L'amour est l'héritage le plus précieux qu'Il laisse à ceux qu'il appelle à sa suite. C'est son amour, partagé par ses disciples, qui est ce soir offert à l'humanité tout entière.
3. "Ainsi donc, quiconque mange le pain ou boit la coupe du Seigneur indignement aura à répondre du corps et du sang du Seigneur" (1 Co 11, 29). L'Eucharistie est un grand don, mais également une grande responsabilité pour celui qui la reçoit. Jésus, face à Pierre qui est réticent pour se faire laver les pieds, insiste sur la nécessité d'être purs pour prendre part au banquet sacrificiel de l'Eucharistie.
La tradition de l'Eglise a toujours souligné le lien existant entre l'Eucharistie et le sacrement de la Réconciliation. J'ai voulu moi aussi le répéter dans la Lettre aux Prêtres pour le Jeudi saint de cette année, en invitant tout d'abord les prêtres à considérer avec un émerveillement renouvelé la beauté du Sacrement du pardon. Ce n'est qu'ainsi qu'ils pourront le faire redécouvrir aux fidèles qui sont confiés à leurs soins pastoraux.
Le sacrement de la Pénitence restitue aux baptisés la grâce divine perdue par le péché mortel, et les dispose à recevoir dignement l'Eucharistie. En outre, lors du dialogue direct que comporte sa célébration ordinaire, le Sacrement peut aller à la rencontre des exigences de la communication personnelle, rendue aujourd'hui toujours plus difficile par les rythmes frénétiques de la société technologique. Grâce à son oeuvre illuminée et patiente le confesseur peut introduire le pénitent dans cette communion profonde avec le Christ que le Sacrement redonne et que l'Eucharistie porte à son accomplissement.
Puisse la redécouverte du sacrement de la Réconciliation aider tous les croyants à s'approcher avec respect et dévotion de la Table du Corps et du Sang du Seigneur.
4. "Ayant aimé les siens qui étaient dans le monde, il les aima jusqu'à la fin" (Jn 13, 1).
Revenons en esprit au Cénacle! Nous nous rassemblons avec foi autour de l'Autel du Seigneur, en faisant mémoire de la Dernière Cène.

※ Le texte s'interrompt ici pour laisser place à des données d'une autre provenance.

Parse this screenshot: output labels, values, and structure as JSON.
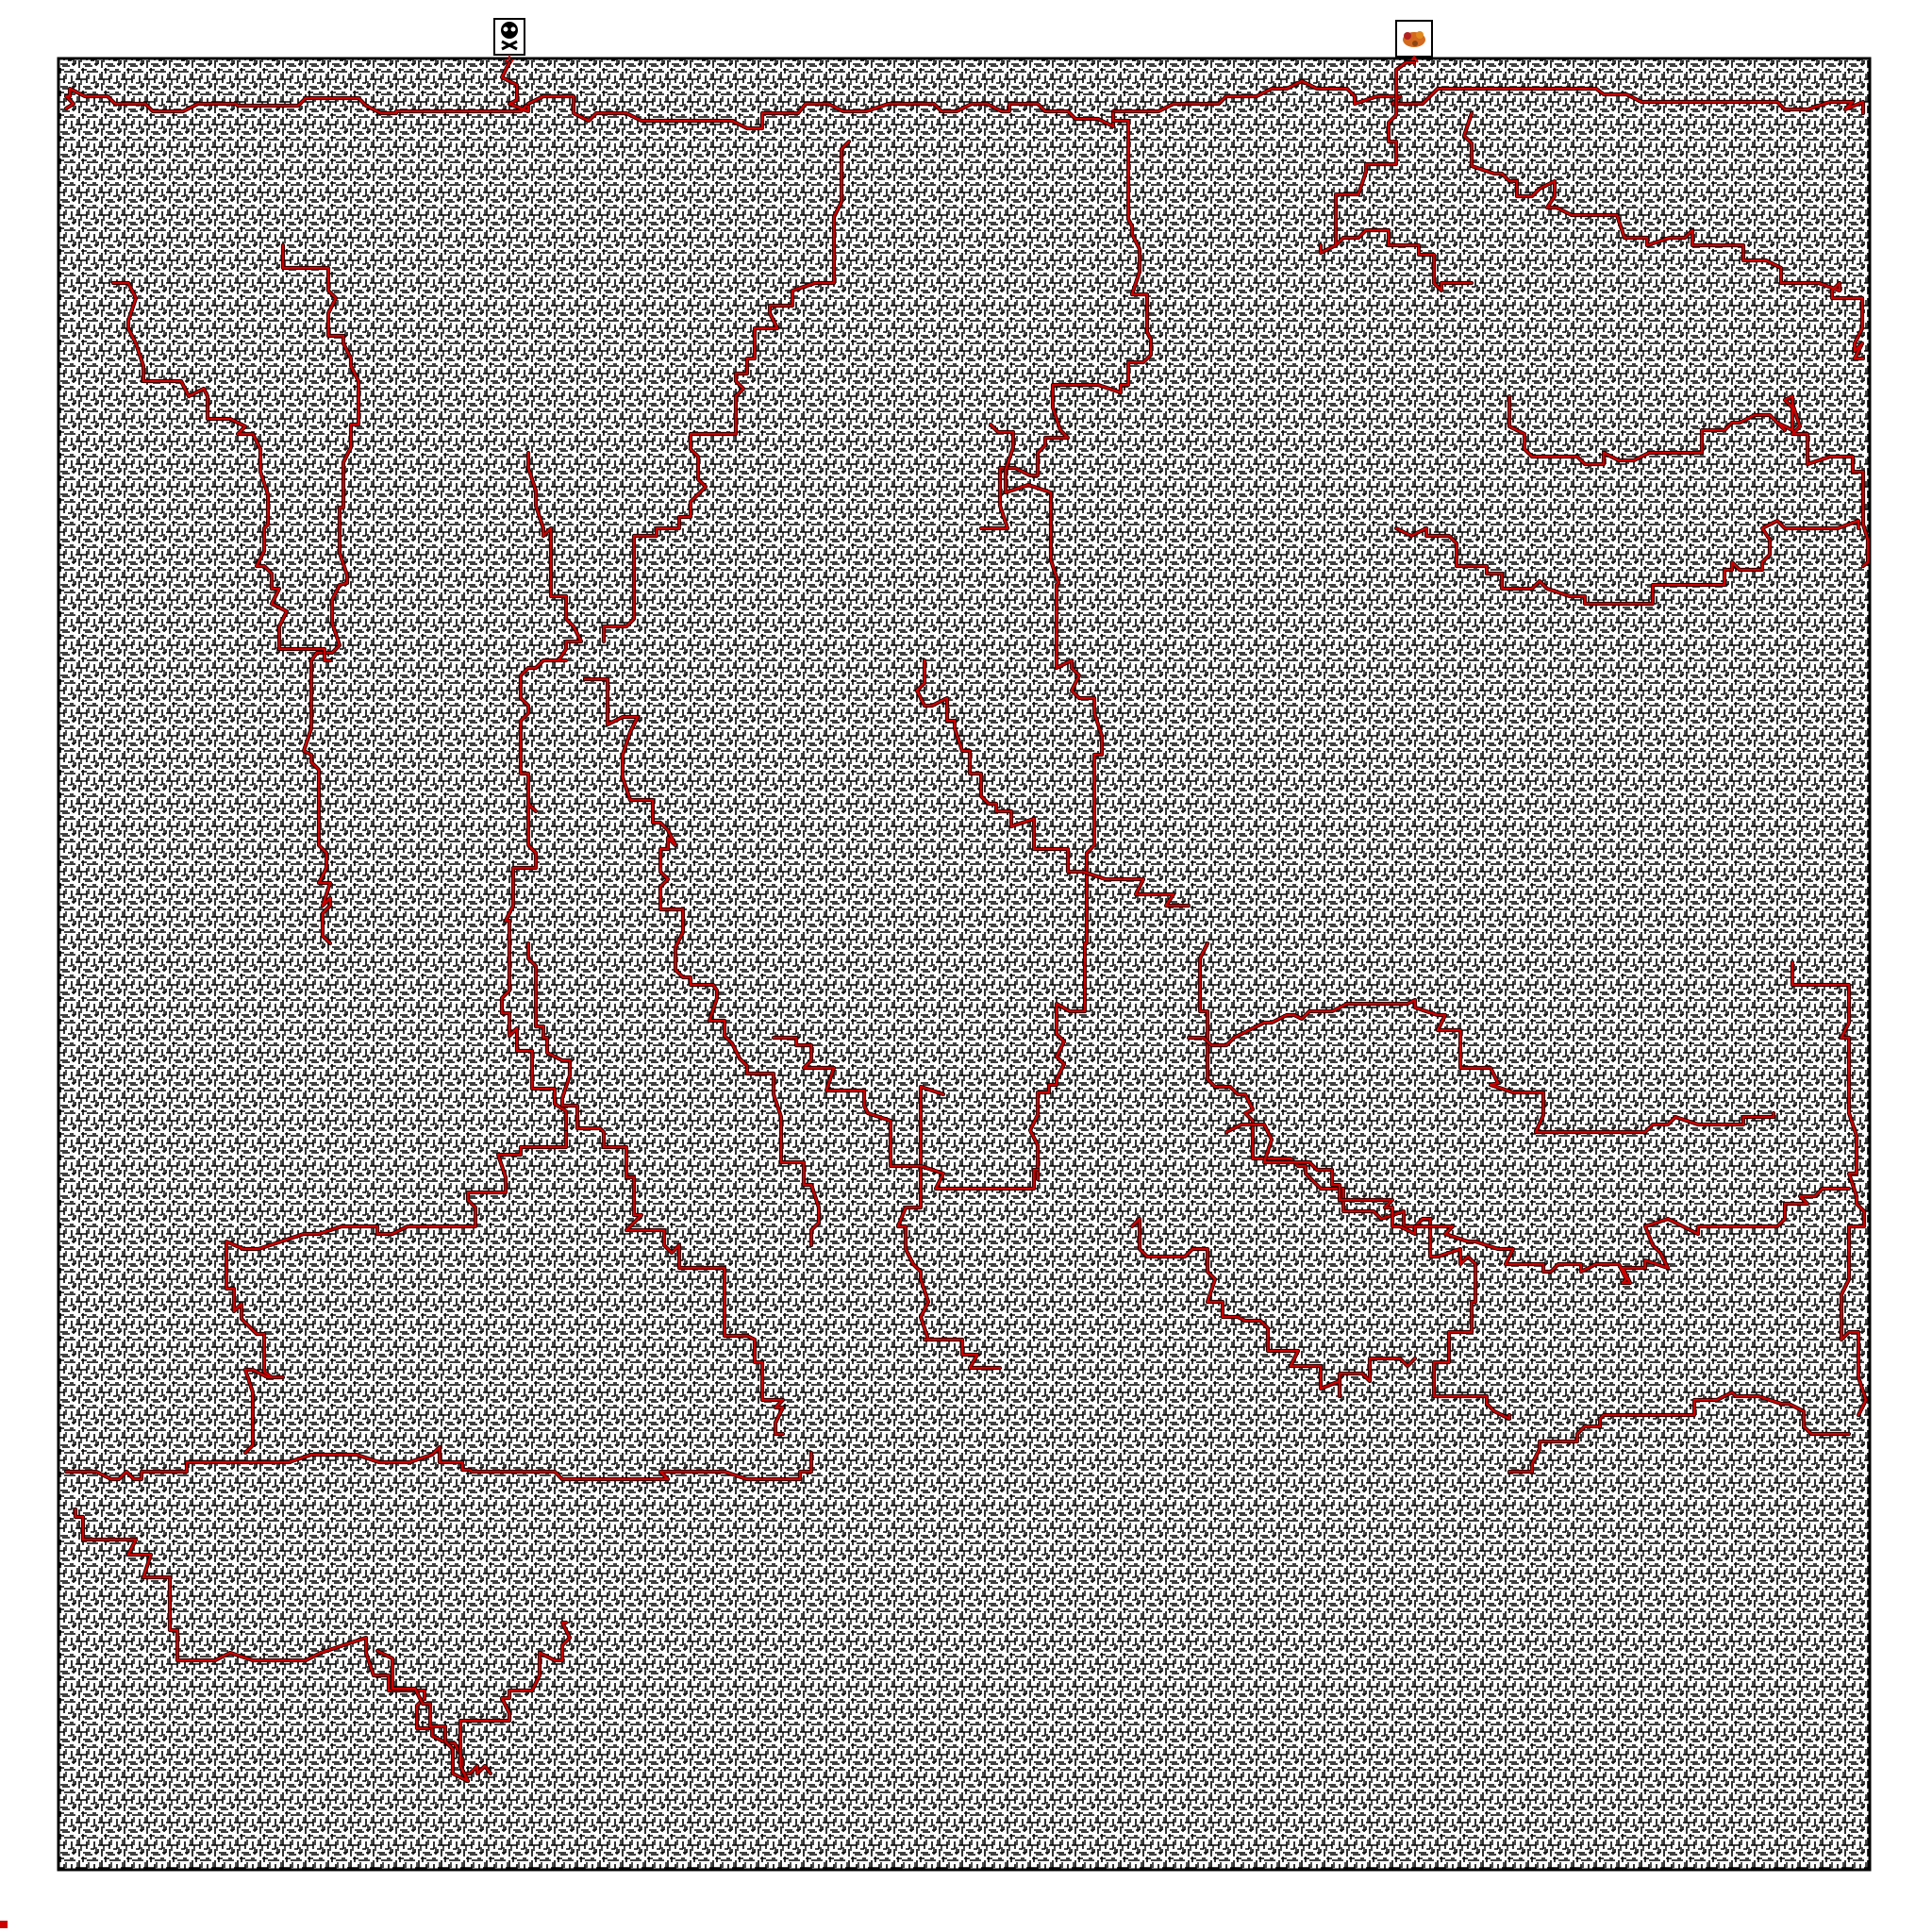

En répétant les gestes du Christ, nous proclamons que sa mort a racheté l'humanité du péché, et qu'elle continue à ouvrir l'espérance d'un avenir de salut pour les hommes de chaque époque.
Il revient aux prêtres de perpétuer le rite qui, sous les espèces du pain et du vin, rend présent le sacrifice du Christ dans le monde véritable, réel et substantiel, jusqu'à la fin des temps. Il revient à tous les chrétiens de devenir les serviteurs humbles et attentifs de leurs frères, afin de collaborer à leur salut. C'est la tâche de chaque croyant de proclamer à travers sa vie que le Fils de Dieu a aimé les siens "jusqu'à la fin". Ce soir, notre foi se nourrit dans un silence chargé de mystère.
Unis à toute l'Eglise, nous annonçons ta mort, ô Seigneur. Remplis de gratitude, nous goûtons la joie de ta résurrection. Remplis de confiance, nous nous engageons à vivre dans l'attente de ton retour glorieux. Aujourd'hui et à jamais, ô Christ, notre Rédempteur. Amen!